Expliquer la criminalité par des causes générales et non simplement par des circonstances particulières, ou plutôt par des circonstances particulières qui consistent en interférences des causes générales : telle est la tâche à laquelle se sont voués les nouveaux criminalistes. Et l’on ne doit pas trouver surprenant que, après avoir essayé de faire prévaloir cette explication en ce qui concerne la criminalité de droit commun, M. Lombroso se risque à l’appliquer au délit politique lui-même.

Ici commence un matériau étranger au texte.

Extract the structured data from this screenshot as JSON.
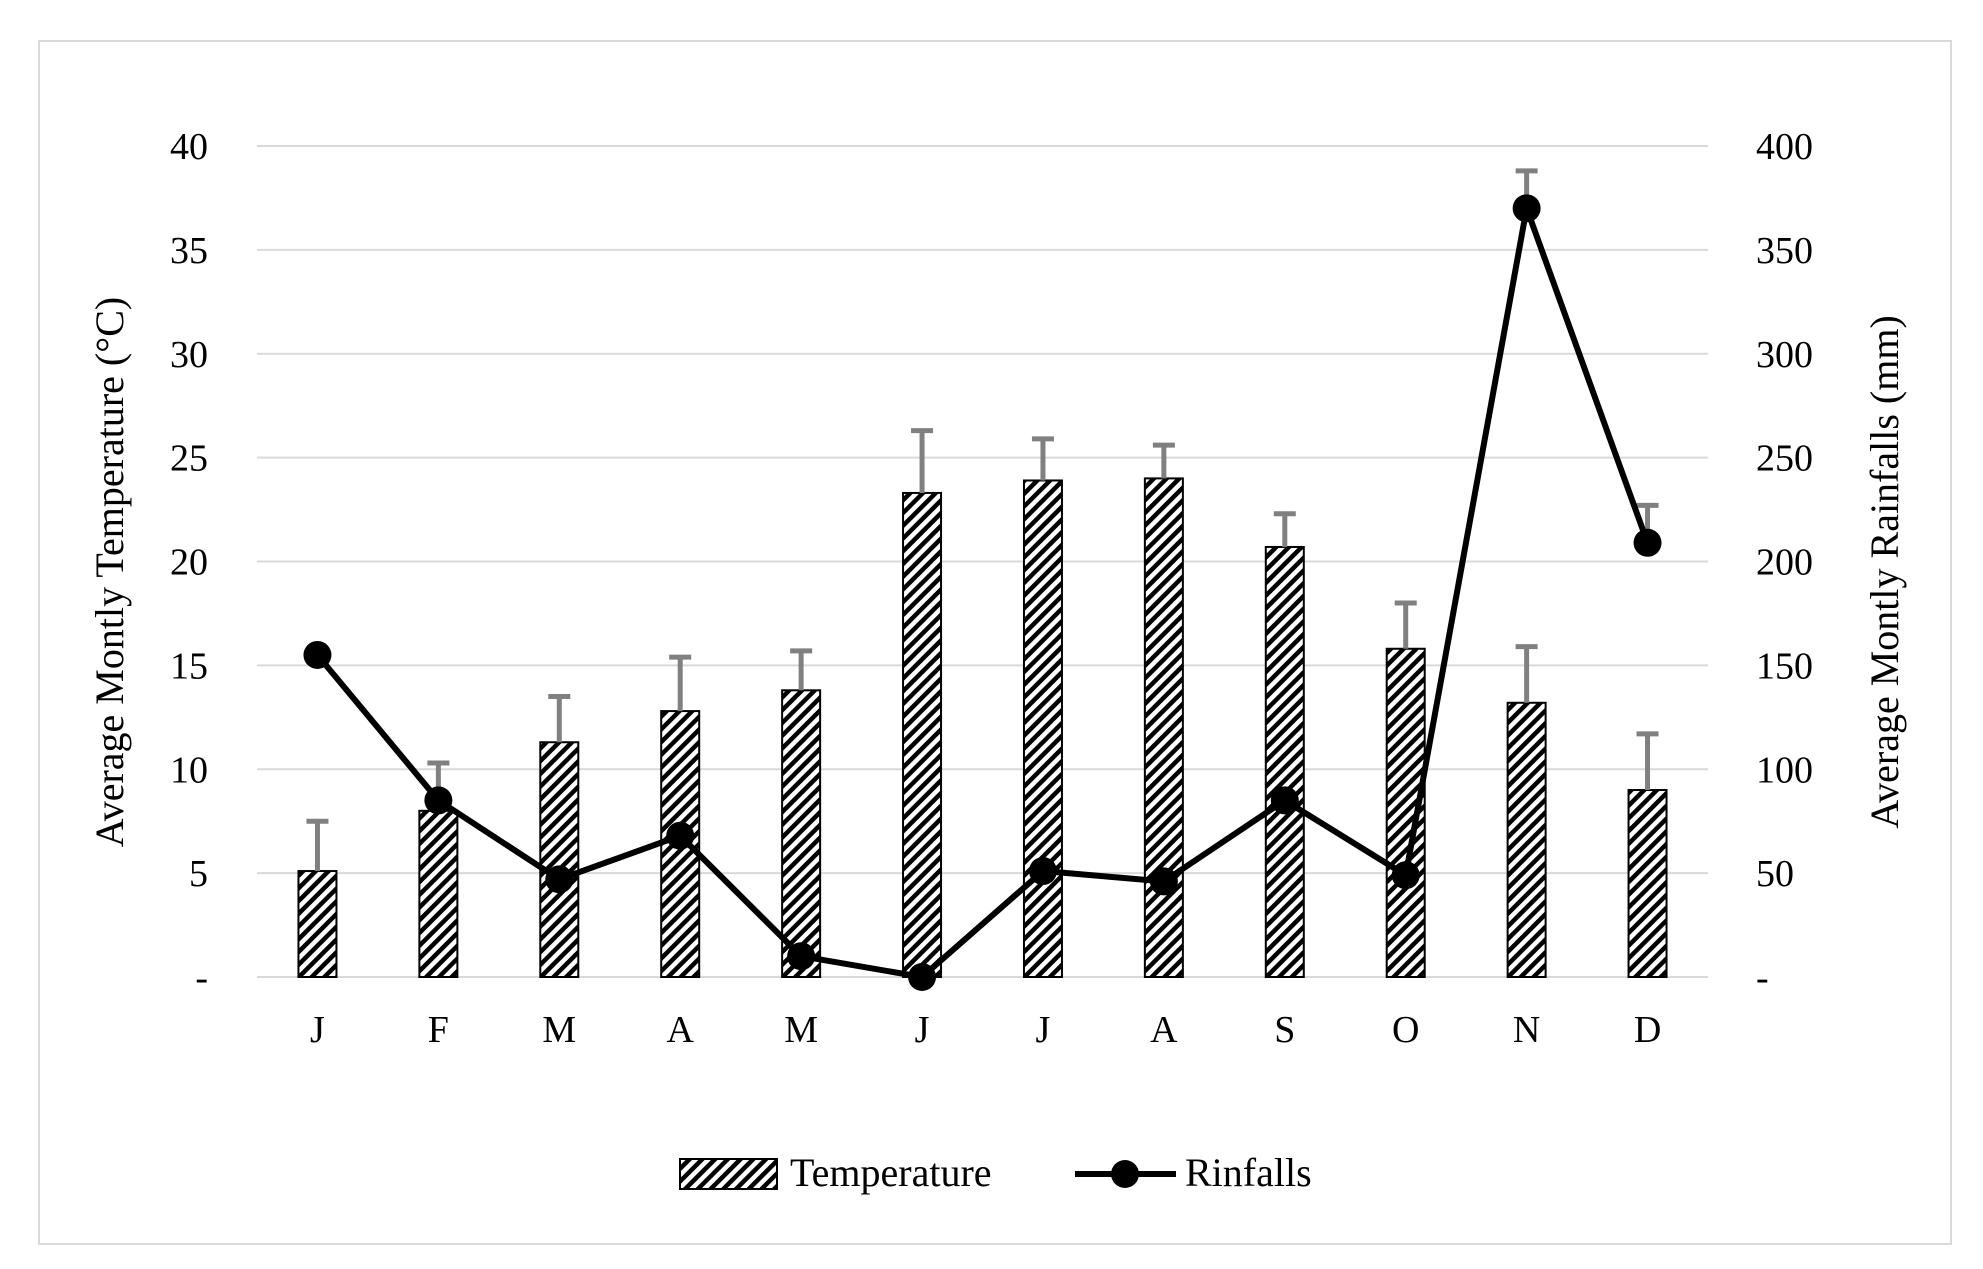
{
  "chart_data": {
    "type": "bar",
    "title": "",
    "categories": [
      "J",
      "F",
      "M",
      "A",
      "M",
      "J",
      "J",
      "A",
      "S",
      "O",
      "N",
      "D"
    ],
    "series": [
      {
        "name": "Temperature",
        "kind": "bar",
        "axis": "left",
        "values": [
          5.1,
          8.0,
          11.3,
          12.8,
          13.8,
          23.3,
          23.9,
          24.0,
          20.7,
          15.8,
          13.2,
          9.0
        ],
        "error_upper": [
          2.4,
          2.3,
          2.2,
          2.6,
          1.9,
          3.0,
          2.0,
          1.6,
          1.6,
          2.2,
          2.7,
          2.7
        ],
        "pattern": "diagonal-hatch"
      },
      {
        "name": "Rinfalls",
        "kind": "line",
        "axis": "right",
        "values": [
          155,
          85,
          47,
          68,
          10,
          0,
          51,
          46,
          85,
          49,
          370,
          209
        ],
        "error_upper": [
          0,
          0,
          0,
          0,
          0,
          0,
          0,
          0,
          0,
          0,
          18,
          18
        ]
      }
    ],
    "ylabel": "Average Montly Temperature (°C)",
    "ylim": [
      0,
      40
    ],
    "yticks": [
      0,
      5,
      10,
      15,
      20,
      25,
      30,
      35,
      40
    ],
    "ytick_labels": [
      "-",
      "5",
      "10",
      "15",
      "20",
      "25",
      "30",
      "35",
      "40"
    ],
    "y2label": "Average Montly Rainfalls (mm)",
    "y2lim": [
      0,
      400
    ],
    "y2ticks": [
      0,
      50,
      100,
      150,
      200,
      250,
      300,
      350,
      400
    ],
    "y2tick_labels": [
      "-",
      "50",
      "100",
      "150",
      "200",
      "250",
      "300",
      "350",
      "400"
    ],
    "xlabel": "",
    "grid": "horizontal",
    "legend_position": "bottom-center",
    "colors": {
      "bar_fill": "#ffffff",
      "bar_stroke": "#000000",
      "hatch": "#000000",
      "error_bar": "#808080",
      "line": "#000000",
      "grid": "#d9d9d9",
      "frame": "#d9d9d9"
    }
  }
}
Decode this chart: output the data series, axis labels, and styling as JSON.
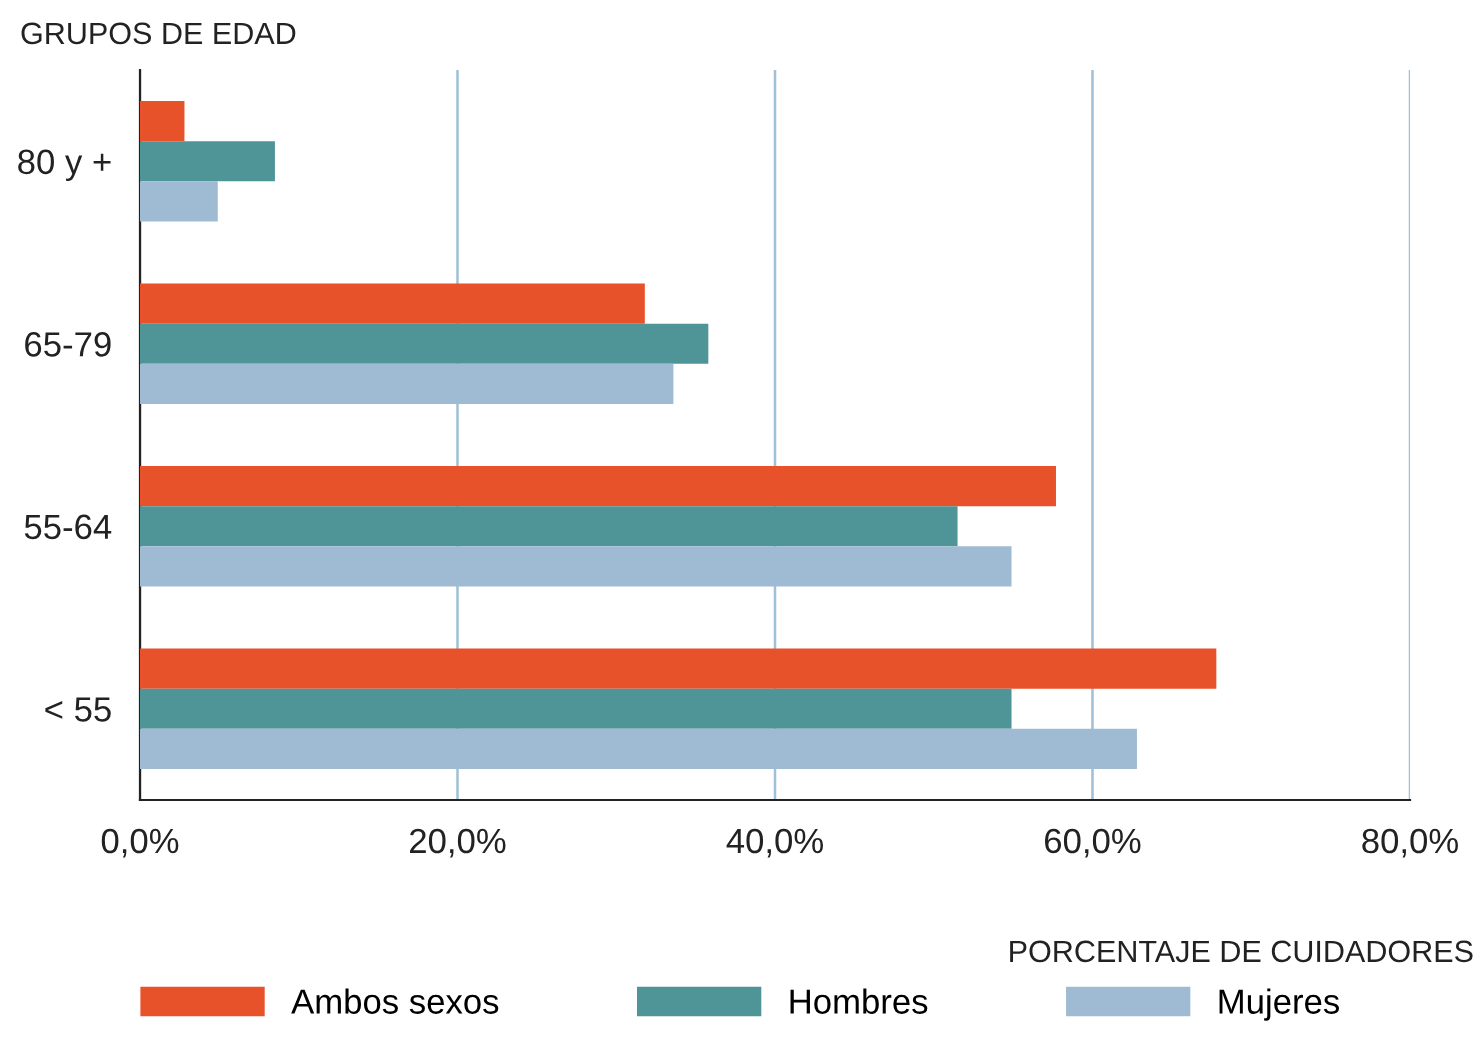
{
  "chart_data": {
    "type": "bar",
    "orientation": "horizontal",
    "ylabel": "GRUPOS DE EDAD",
    "xlabel": "PORCENTAJE DE CUIDADORES",
    "categories": [
      "80 y +",
      "65-79",
      "55-64",
      "< 55"
    ],
    "series": [
      {
        "name": "Ambos sexos",
        "color": "#e8522a",
        "values": [
          2.8,
          31.8,
          57.7,
          67.8
        ]
      },
      {
        "name": "Hombres",
        "color": "#4f9598",
        "values": [
          8.5,
          35.8,
          51.5,
          54.9
        ]
      },
      {
        "name": "Mujeres",
        "color": "#9fbbd3",
        "values": [
          4.9,
          33.6,
          54.9,
          62.8
        ]
      }
    ],
    "xlim": [
      0,
      80
    ],
    "xticks": [
      {
        "value": 0,
        "label": "0,0%"
      },
      {
        "value": 20,
        "label": "20,0%"
      },
      {
        "value": 40,
        "label": "40,0%"
      },
      {
        "value": 60,
        "label": "60,0%"
      },
      {
        "value": 80,
        "label": "80,0%"
      }
    ],
    "grid": "x",
    "legend": "bottom"
  }
}
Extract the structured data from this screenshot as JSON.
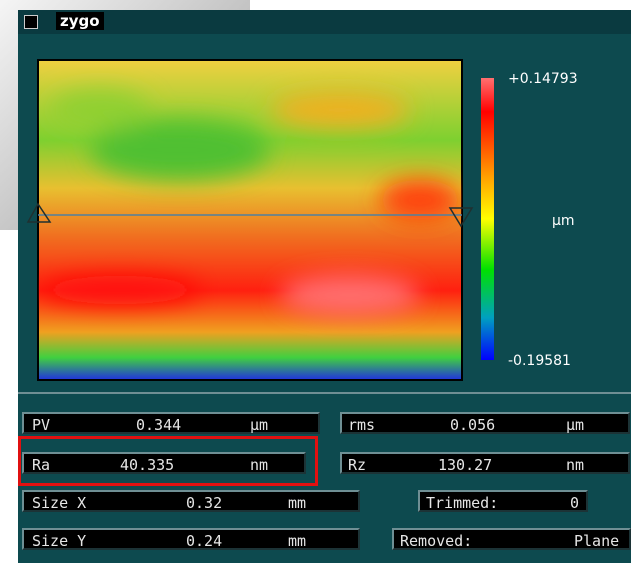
{
  "window": {
    "title": "zygo"
  },
  "colorbar": {
    "max": "+0.14793",
    "unit": "µm",
    "min": "-0.19581"
  },
  "results": [
    {
      "label": "PV",
      "value": "0.344",
      "unit": "µm"
    },
    {
      "label": "rms",
      "value": "0.056",
      "unit": "µm"
    },
    {
      "label": "Ra",
      "value": "40.335",
      "unit": "nm"
    },
    {
      "label": "Rz",
      "value": "130.27",
      "unit": "nm"
    },
    {
      "label": "Size X",
      "value": "0.32",
      "unit": "mm"
    },
    {
      "label": "Trimmed:",
      "value": "0"
    },
    {
      "label": "Size Y",
      "value": "0.24",
      "unit": "mm"
    },
    {
      "label": "Removed:",
      "value": "Plane"
    }
  ]
}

Le malheur est que sa foi obstinée au type criminel, qu’il croit avoir découvert, en dépit des faits contraires, fausse assez gravement sa manière d’entendre les causes générales dont il s’agit. Pour lui, elles sont, avant tout, sinon exclusivement, d’ordre physique ou physiologique. Encore, tant qu’il s’est borné à étudier des meurtriers et des voleurs vulgaires, son point du vue a-t-il pu se soutenir. Mais, dans son dernier ouvrage[1], il l’étend aux délinquants politiques, comme s’il avait voulu, en tirant lui-même les dernières conséquences de ses principes, en faciliter la réfutation. Alors même, en effet, que la prépondérance des causes d’ordre social dans la délictuosité ordinaire serait contestable ou improbable, ne semblet-il pas qu’elle devrait rester hors de toute contestation en fait de déhctuosité politique, d’excès produits par l’esprit de sédition et de révolte ? Si l’on en pouvait douter, il suffirait de lire le livre dont je parle ; et c’est à ce titre principalement, malgré la multiplicité et çà et là la justesse profonde de ses aperçus, qu’il mérite d’être examiné. Je crois inutile cependant d’en faire l’examen minutieux et méthodique ; je ne m’attacherai qu’à quelques-uns des innombrables sujets sur lesquels il morcelle et pulvérise l’attention du lecteur. Notez qu’il y a là 17 chapitres hachés menu en 187 subdivisions, si j’ai bien compté, ayant chacune son étiquette ; le tout dans le plus

  1. Il delitto politico, e le revoluzioni (Turin, frères Bocca, 1890).